Chinese-French musician (1927–2021)

Cheng Zhifan (成之凡 (Chéng Zhīfán); 27 June 1927 – 1 February 2021) was a Chinese-French musician, painter, collector, and political activist. She has run for the President of France three times. She has held a number of personal exhibitions in Paris. Her works are collected in the Paris Oriental Museum and the Musée d'Art Moderne de la Ville de Paris.

==Biography==
Cheng was born in Beijing in 1927, to Cheng Shewo (1898–1991), a journalist, publisher, and educator, and Yang Fan (杨璠). She has an older sister, Cheng Youshu (1924–2021), a diplomat and poet, and a younger brother, Cheng Siwei (1935–2015), an economist, chemical engineer, and politician.

At the age of 11, Cheng was accepted to Shanghai Academy of Music; after graduation, she taught at the Shanghai Conservatory of Music.

In 1947, Cheng moved to Hong Kong and taught at Hong Kong School of Sacred Music. In May 1951, the French pianist Germaine Mounier visited China and took her as an apprentice; in November, the pianist took her to Paris. In 1953, she married Philippe Bertrand (贝尔覃) in a Christian church.

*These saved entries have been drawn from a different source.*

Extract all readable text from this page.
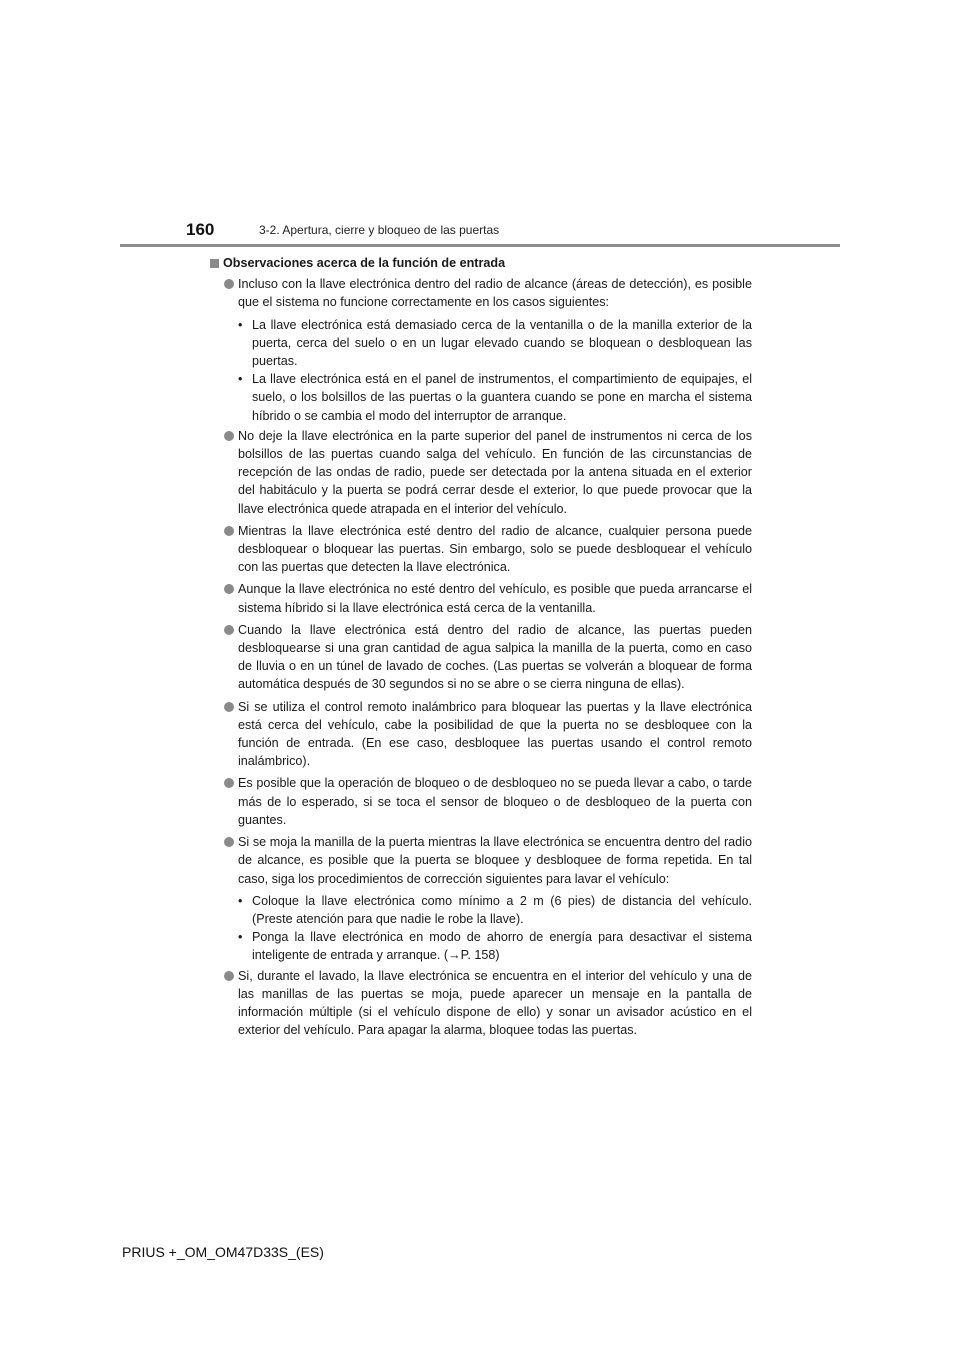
160	3-2. Apertura, cierre y bloqueo de las puertas
Observaciones acerca de la función de entrada
Incluso con la llave electrónica dentro del radio de alcance (áreas de detección), es posible que el sistema no funcione correctamente en los casos siguientes:
• La llave electrónica está demasiado cerca de la ventanilla o de la manilla exterior de la puerta, cerca del suelo o en un lugar elevado cuando se bloquean o desbloquean las puertas.
• La llave electrónica está en el panel de instrumentos, el compartimiento de equipajes, el suelo, o los bolsillos de las puertas o la guantera cuando se pone en marcha el sistema híbrido o se cambia el modo del interruptor de arranque.
No deje la llave electrónica en la parte superior del panel de instrumentos ni cerca de los bolsillos de las puertas cuando salga del vehículo. En función de las circunstancias de recepción de las ondas de radio, puede ser detectada por la antena situada en el exterior del habitáculo y la puerta se podrá cerrar desde el exterior, lo que puede provocar que la llave electrónica quede atrapada en el interior del vehículo.
Mientras la llave electrónica esté dentro del radio de alcance, cualquier persona puede desbloquear o bloquear las puertas. Sin embargo, solo se puede desbloquear el vehículo con las puertas que detecten la llave electrónica.
Aunque la llave electrónica no esté dentro del vehículo, es posible que pueda arrancarse el sistema híbrido si la llave electrónica está cerca de la ventanilla.
Cuando la llave electrónica está dentro del radio de alcance, las puertas pueden desbloquearse si una gran cantidad de agua salpica la manilla de la puerta, como en caso de lluvia o en un túnel de lavado de coches. (Las puertas se volverán a bloquear de forma automática después de 30 segundos si no se abre o se cierra ninguna de ellas).
Si se utiliza el control remoto inalámbrico para bloquear las puertas y la llave electrónica está cerca del vehículo, cabe la posibilidad de que la puerta no se desbloquee con la función de entrada. (En ese caso, desbloquee las puertas usando el control remoto inalámbrico).
Es posible que la operación de bloqueo o de desbloqueo no se pueda llevar a cabo, o tarde más de lo esperado, si se toca el sensor de bloqueo o de desbloqueo de la puerta con guantes.
Si se moja la manilla de la puerta mientras la llave electrónica se encuentra dentro del radio de alcance, es posible que la puerta se bloquee y desbloquee de forma repetida. En tal caso, siga los procedimientos de corrección siguientes para lavar el vehículo:
• Coloque la llave electrónica como mínimo a 2 m (6 pies) de distancia del vehículo. (Preste atención para que nadie le robe la llave).
• Ponga la llave electrónica en modo de ahorro de energía para desactivar el sistema inteligente de entrada y arranque. (→P. 158)
Si, durante el lavado, la llave electrónica se encuentra en el interior del vehículo y una de las manillas de las puertas se moja, puede aparecer un mensaje en la pantalla de información múltiple (si el vehículo dispone de ello) y sonar un avisador acústico en el exterior del vehículo. Para apagar la alarma, bloquee todas las puertas.
PRIUS +_OM_OM47D33S_(ES)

In April 1973, Cheng founded the French Taoist Association and served as its president.

In October 1981, Cheng ran for the President of France for the first time but was unsuccessful. In 1988, she ran for the office for the second time and failed again. She ran for the third time in 1995, but the French Interior Department has no proof of her participation in the presidential election. Zhifan died on 1 February, 2021, at the age of 93.